Former President Donald Trump’s chief of staff Mark Meadows has lost his bid to have the racketeering charges lodged against him in Georgia moved to federal court — again.
A three-judge panel from the 11th U.S. Circuit Court of Appeals ruled on Monday that the law doesn’t support Meadows’ effort to land the case before federal judges. Meadows was charged in Fulton County District Attorney Fani Willis’ expansive indictment of Trump and more than a dozen other co-defendants accused of racketeering and criminal conspiracy for allegedly trying to overturn the results of the 2020 presidential election in the Peach State.
Meadows wanted a federal judge to hear his case and argued that any steps he took in Georgia were taken in connection with his responsibilities as a federal official.
His legal position, the judges said, is untenable.
“Meadows’s theory of the case is not plausible,” the opinion said. The ruling found that Meadows’ expansive definition of his job responsibilities was misguided.
“We cannot rubber stand Meadows’s legal opinion that the President’s chief of staff has unfettered authority,” the judges added.
As Law&Crime previously reported, the appellate judges appeared skeptical of Meadows’ position.
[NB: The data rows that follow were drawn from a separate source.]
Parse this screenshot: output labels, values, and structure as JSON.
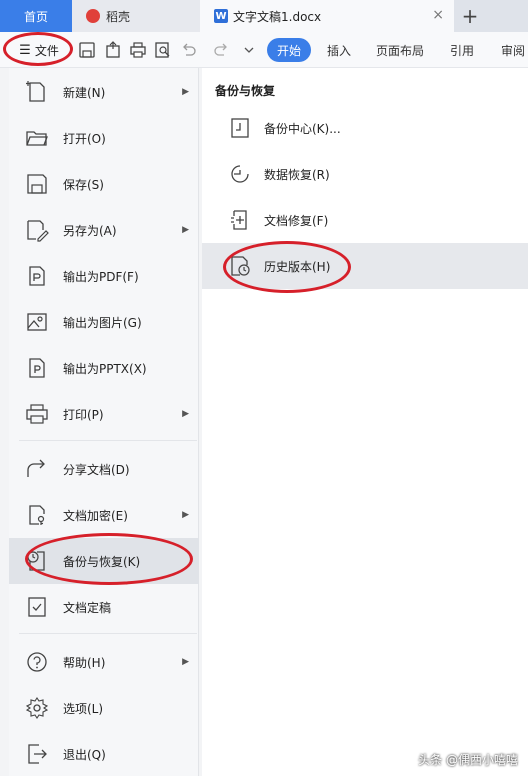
{
  "tabs": {
    "home": "首页",
    "daoke": "稻壳",
    "document": "文字文稿1.docx",
    "close": "×",
    "add": "+"
  },
  "toolbar": {
    "file_label": "文件",
    "ribbon_tabs": [
      "开始",
      "插入",
      "页面布局",
      "引用",
      "审阅"
    ],
    "active_tab": "开始"
  },
  "menu": {
    "items": [
      {
        "label": "新建(N)",
        "icon": "new-file-icon",
        "submenu": true
      },
      {
        "label": "打开(O)",
        "icon": "folder-open-icon",
        "submenu": false
      },
      {
        "label": "保存(S)",
        "icon": "save-icon",
        "submenu": false
      },
      {
        "label": "另存为(A)",
        "icon": "save-as-icon",
        "submenu": true
      },
      {
        "label": "输出为PDF(F)",
        "icon": "export-pdf-icon",
        "submenu": false
      },
      {
        "label": "输出为图片(G)",
        "icon": "export-image-icon",
        "submenu": false
      },
      {
        "label": "输出为PPTX(X)",
        "icon": "export-pptx-icon",
        "submenu": false
      },
      {
        "label": "打印(P)",
        "icon": "print-icon",
        "submenu": true
      },
      {
        "label": "分享文档(D)",
        "icon": "share-icon",
        "submenu": false
      },
      {
        "label": "文档加密(E)",
        "icon": "encrypt-icon",
        "submenu": true
      },
      {
        "label": "备份与恢复(K)",
        "icon": "backup-restore-icon",
        "submenu": false,
        "selected": true
      },
      {
        "label": "文档定稿",
        "icon": "finalize-icon",
        "submenu": false
      },
      {
        "label": "帮助(H)",
        "icon": "help-icon",
        "submenu": true
      },
      {
        "label": "选项(L)",
        "icon": "options-gear-icon",
        "submenu": false
      },
      {
        "label": "退出(Q)",
        "icon": "exit-icon",
        "submenu": false
      }
    ]
  },
  "panel": {
    "title": "备份与恢复",
    "items": [
      {
        "label": "备份中心(K)...",
        "icon": "backup-center-icon"
      },
      {
        "label": "数据恢复(R)",
        "icon": "data-recovery-icon"
      },
      {
        "label": "文档修复(F)",
        "icon": "document-repair-icon"
      },
      {
        "label": "历史版本(H)",
        "icon": "history-version-icon",
        "selected": true
      }
    ]
  },
  "watermark": "头条 @偶西小嘻嘻",
  "colors": {
    "accent": "#3a7ee8",
    "annotation": "#d6202a"
  }
}
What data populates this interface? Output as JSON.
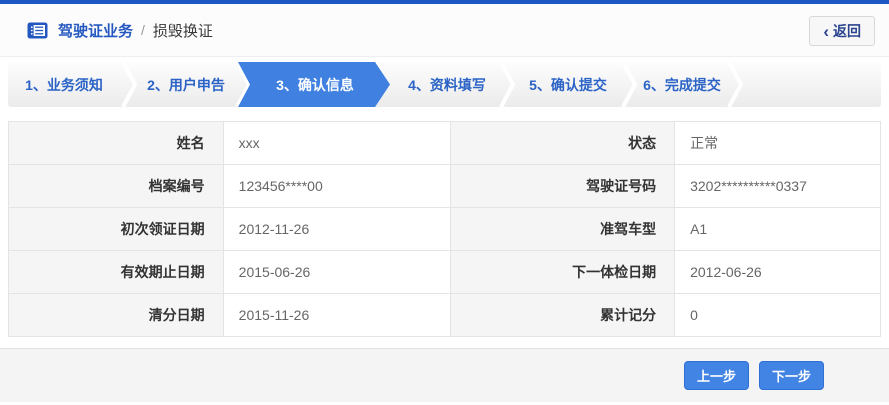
{
  "header": {
    "title": "驾驶证业务",
    "divider": "/",
    "subtitle": "损毁换证",
    "back_button": {
      "chevron": "‹",
      "label": "返回"
    }
  },
  "steps": [
    {
      "label": "1、业务须知",
      "active": false
    },
    {
      "label": "2、用户申告",
      "active": false
    },
    {
      "label": "3、确认信息",
      "active": true
    },
    {
      "label": "4、资料填写",
      "active": false
    },
    {
      "label": "5、确认提交",
      "active": false
    },
    {
      "label": "6、完成提交",
      "active": false
    }
  ],
  "info_table": {
    "rows": [
      [
        {
          "label": "姓名",
          "value": "xxx"
        },
        {
          "label": "状态",
          "value": "正常"
        }
      ],
      [
        {
          "label": "档案编号",
          "value": "123456****00"
        },
        {
          "label": "驾驶证号码",
          "value": "3202**********0337"
        }
      ],
      [
        {
          "label": "初次领证日期",
          "value": "2012-11-26"
        },
        {
          "label": "准驾车型",
          "value": "A1"
        }
      ],
      [
        {
          "label": "有效期止日期",
          "value": "2015-06-26"
        },
        {
          "label": "下一体检日期",
          "value": "2012-06-26"
        }
      ],
      [
        {
          "label": "清分日期",
          "value": "2015-11-26"
        },
        {
          "label": "累计记分",
          "value": "0"
        }
      ]
    ]
  },
  "footer": {
    "prev_label": "上一步",
    "next_label": "下一步"
  },
  "colors": {
    "topbar_blue": "#1e56c4",
    "accent_blue": "#2b63c6",
    "active_step_blue": "#3f80e0",
    "button_blue": "#4284e4",
    "label_bg": "#f5f5f5",
    "footer_bg": "#f4f4f4"
  }
}
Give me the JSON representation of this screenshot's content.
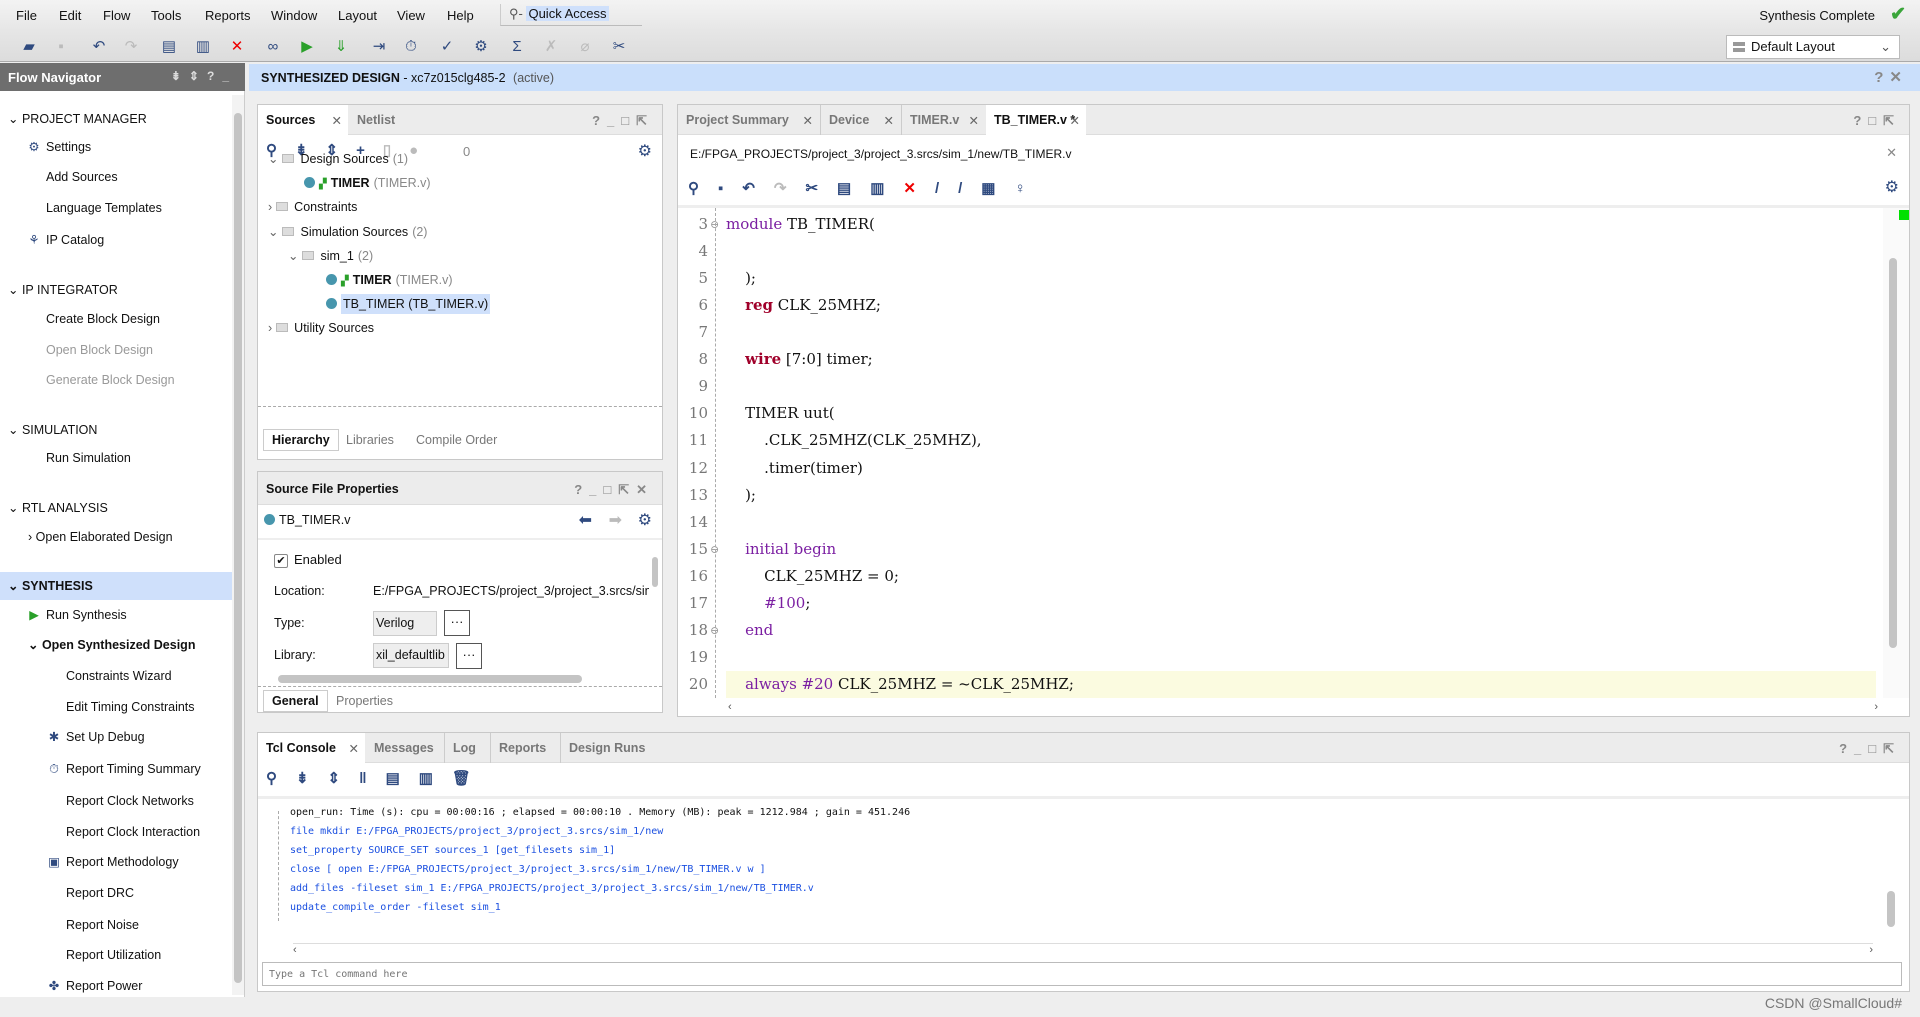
{
  "menu": [
    "File",
    "Edit",
    "Flow",
    "Tools",
    "Reports",
    "Window",
    "Layout",
    "View",
    "Help"
  ],
  "quick_access": "Quick Access",
  "status": "Synthesis Complete",
  "layout_select": "Default Layout",
  "toolbar_icons": [
    "open-project-icon",
    "save-icon",
    "undo-icon",
    "redo-icon",
    "copy-icon",
    "paste-icon",
    "delete-icon",
    "binoculars-icon",
    "run-icon",
    "program-device-icon",
    "step-icon",
    "timer-icon",
    "clipboard-check-icon",
    "gear-icon",
    "sigma-icon",
    "disabled-tool-icon",
    "disabled-wand-icon",
    "cross-tools-icon"
  ],
  "flow_navigator": {
    "title": "Flow Navigator",
    "items": [
      {
        "label": "PROJECT MANAGER",
        "kind": "section"
      },
      {
        "label": "Settings",
        "icon": "gear-icon"
      },
      {
        "label": "Add Sources"
      },
      {
        "label": "Language Templates"
      },
      {
        "label": "IP Catalog",
        "icon": "ip-icon"
      },
      {
        "label": "IP INTEGRATOR",
        "kind": "section"
      },
      {
        "label": "Create Block Design"
      },
      {
        "label": "Open Block Design",
        "disabled": true
      },
      {
        "label": "Generate Block Design",
        "disabled": true
      },
      {
        "label": "SIMULATION",
        "kind": "section"
      },
      {
        "label": "Run Simulation"
      },
      {
        "label": "RTL ANALYSIS",
        "kind": "section"
      },
      {
        "label": "Open Elaborated Design",
        "kind": "sub-collapsed"
      },
      {
        "label": "SYNTHESIS",
        "kind": "section",
        "active": true
      },
      {
        "label": "Run Synthesis",
        "icon": "run-icon"
      },
      {
        "label": "Open Synthesized Design",
        "kind": "sub-expanded"
      },
      {
        "label": "Constraints Wizard"
      },
      {
        "label": "Edit Timing Constraints"
      },
      {
        "label": "Set Up Debug",
        "icon": "debug-icon"
      },
      {
        "label": "Report Timing Summary",
        "icon": "timer-icon"
      },
      {
        "label": "Report Clock Networks"
      },
      {
        "label": "Report Clock Interaction"
      },
      {
        "label": "Report Methodology",
        "icon": "clipboard-icon"
      },
      {
        "label": "Report DRC"
      },
      {
        "label": "Report Noise"
      },
      {
        "label": "Report Utilization"
      },
      {
        "label": "Report Power",
        "icon": "power-icon"
      }
    ]
  },
  "banner": {
    "title": "SYNTHESIZED DESIGN",
    "part": " - xc7z015clg485-2",
    "state": "(active)"
  },
  "sources": {
    "tabs": [
      "Sources",
      "Netlist"
    ],
    "count": "0",
    "tree": [
      {
        "label": "Design Sources",
        "extra": "(1)",
        "type": "folder",
        "open": true,
        "level": 0
      },
      {
        "label": "TIMER",
        "extra": "(TIMER.v)",
        "type": "module",
        "level": 1
      },
      {
        "label": "Constraints",
        "type": "folder",
        "open": false,
        "level": 0
      },
      {
        "label": "Simulation Sources",
        "extra": "(2)",
        "type": "folder",
        "open": true,
        "level": 0
      },
      {
        "label": "sim_1",
        "extra": "(2)",
        "type": "folder",
        "open": true,
        "level": 1
      },
      {
        "label": "TIMER",
        "extra": "(TIMER.v)",
        "type": "module",
        "level": 2
      },
      {
        "label": "TB_TIMER (TB_TIMER.v)",
        "type": "file",
        "level": 2,
        "selected": true
      },
      {
        "label": "Utility Sources",
        "type": "folder",
        "open": false,
        "level": 0
      }
    ],
    "bottom_tabs": [
      "Hierarchy",
      "Libraries",
      "Compile Order"
    ]
  },
  "props": {
    "title": "Source File Properties",
    "file": "TB_TIMER.v",
    "enabled_label": "Enabled",
    "enabled": true,
    "location_label": "Location:",
    "location": "E:/FPGA_PROJECTS/project_3/project_3.srcs/sim",
    "type_label": "Type:",
    "type": "Verilog",
    "library_label": "Library:",
    "library": "xil_defaultlib",
    "more": "···",
    "bottom_tabs": [
      "General",
      "Properties"
    ]
  },
  "editor": {
    "tabs": [
      "Project Summary",
      "Device",
      "TIMER.v",
      "TB_TIMER.v *"
    ],
    "path": "E:/FPGA_PROJECTS/project_3/project_3.srcs/sim_1/new/TB_TIMER.v",
    "lines": [
      {
        "n": "3",
        "fold": true,
        "t": [
          [
            "module",
            "kw"
          ],
          [
            " TB_TIMER(",
            ""
          ]
        ]
      },
      {
        "n": "4",
        "t": []
      },
      {
        "n": "5",
        "t": [
          [
            "    );",
            ""
          ]
        ]
      },
      {
        "n": "6",
        "t": [
          [
            "    ",
            ""
          ],
          [
            "reg",
            "kb"
          ],
          [
            " CLK_25MHZ;",
            ""
          ]
        ]
      },
      {
        "n": "7",
        "t": []
      },
      {
        "n": "8",
        "t": [
          [
            "    ",
            ""
          ],
          [
            "wire",
            "kb"
          ],
          [
            " [7:0] timer;",
            ""
          ]
        ]
      },
      {
        "n": "9",
        "t": []
      },
      {
        "n": "10",
        "t": [
          [
            "    TIMER uut(",
            ""
          ]
        ]
      },
      {
        "n": "11",
        "t": [
          [
            "        .CLK_25MHZ(CLK_25MHZ),",
            ""
          ]
        ]
      },
      {
        "n": "12",
        "t": [
          [
            "        .timer(timer)",
            ""
          ]
        ]
      },
      {
        "n": "13",
        "t": [
          [
            "    );",
            ""
          ]
        ]
      },
      {
        "n": "14",
        "t": []
      },
      {
        "n": "15",
        "fold": true,
        "t": [
          [
            "    ",
            ""
          ],
          [
            "initial begin",
            "kw"
          ]
        ]
      },
      {
        "n": "16",
        "t": [
          [
            "        CLK_25MHZ = 0;",
            ""
          ]
        ]
      },
      {
        "n": "17",
        "t": [
          [
            "        ",
            ""
          ],
          [
            "#100",
            "num"
          ],
          [
            ";",
            ""
          ]
        ]
      },
      {
        "n": "18",
        "fold": true,
        "t": [
          [
            "    ",
            ""
          ],
          [
            "end",
            "kw"
          ]
        ]
      },
      {
        "n": "19",
        "t": []
      },
      {
        "n": "20",
        "current": true,
        "t": [
          [
            "    ",
            ""
          ],
          [
            "always",
            "kw"
          ],
          [
            " ",
            ""
          ],
          [
            "#20",
            "num"
          ],
          [
            " CLK_25MHZ = ~CLK_25MHZ;",
            ""
          ]
        ]
      }
    ]
  },
  "console": {
    "tabs": [
      "Tcl Console",
      "Messages",
      "Log",
      "Reports",
      "Design Runs"
    ],
    "lines": [
      {
        "text": "open_run: Time (s): cpu = 00:00:16 ; elapsed = 00:00:10 . Memory (MB): peak = 1212.984 ; gain = 451.246",
        "color": "#111111"
      },
      {
        "text": "file mkdir E:/FPGA_PROJECTS/project_3/project_3.srcs/sim_1/new",
        "color": "#1a4fe0"
      },
      {
        "text": "set_property SOURCE_SET sources_1 [get_filesets sim_1]",
        "color": "#1a4fe0"
      },
      {
        "text": "close [ open E:/FPGA_PROJECTS/project_3/project_3.srcs/sim_1/new/TB_TIMER.v w ]",
        "color": "#1a4fe0"
      },
      {
        "text": "add_files -fileset sim_1 E:/FPGA_PROJECTS/project_3/project_3.srcs/sim_1/new/TB_TIMER.v",
        "color": "#1a4fe0"
      },
      {
        "text": "update_compile_order -fileset sim_1",
        "color": "#1a4fe0"
      }
    ],
    "placeholder": "Type a Tcl command here"
  },
  "watermark": "CSDN @SmallCloud#"
}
On Friday, Chief U.S. Circuit Judge William Holcombe Pryor, Jr., along with U.S. Circuit Judges Robin S. Rosenbaum and Nancy G. Abudu, heard oral arguments and grilled Meadows’ lawyer George Terwilliger on why former federal officials like Meadows should be able to use the statute designed to shield current officials from prosecution for acts taken under the color of their office.
If the opinion is any indication, the judges were not convinced.
“Simply put,” the judges wrote, “whatever the precise contours of Meadows’s official authority, that authority did not extend to an alleged conspiracy to overturn valid election results.”
Nor did Meadows’ official duties “include interference with state election procedures,” the opinion says. “Meadows offers no official rationale for traveling to Cobb County and attempting to infiltrate the nonpublic signature-match audit being performed by law enforcement officers.”
“At bottom, whatever the chief of staff’s role with respect to state election administration, that role does not include altering valid election results in favor of a particular candidate,” the judges wrote. “So there is no ‘causal connection’ between Meadows’s ‘official authority’ and his alleged participation in the conspiracy.”
The ruling affirms U.S. District Judge Steve Jones’ September decision that Meadows had failed to clear the “quite low” bar for removal. Jones, a Barack Obama appointee, wrote that only one of the eight alleged overt acts outlined in the Fulton County RICO indictment against Meadows “could have occurred within the scope of Meadows’s federal office.”
The circuit court opinion was written by Pryor, a George W. Bush appointee. Rosenbaum, a Barack Obama appointee, wrote a concurrence, in which Abudu, a Biden appointee, joined.
In her concurrence, Rosenbaum described a “nightmare scenario” in which a former president could face “a rogue state’s weaponization of the prosecution power to go unchecked and fester,” particularly in states where that president’s policies were unpopular. However, she acknowledged that current law simply doesn’t support a different interpretation.
“Of course, my role as a judge does not allow me to rewrite laws to fit my view of what’s wise,” the judge wrote. “So today I join the Majority Opinion because it does that.”
Law&Crime’s Matt Naham contributed to this report.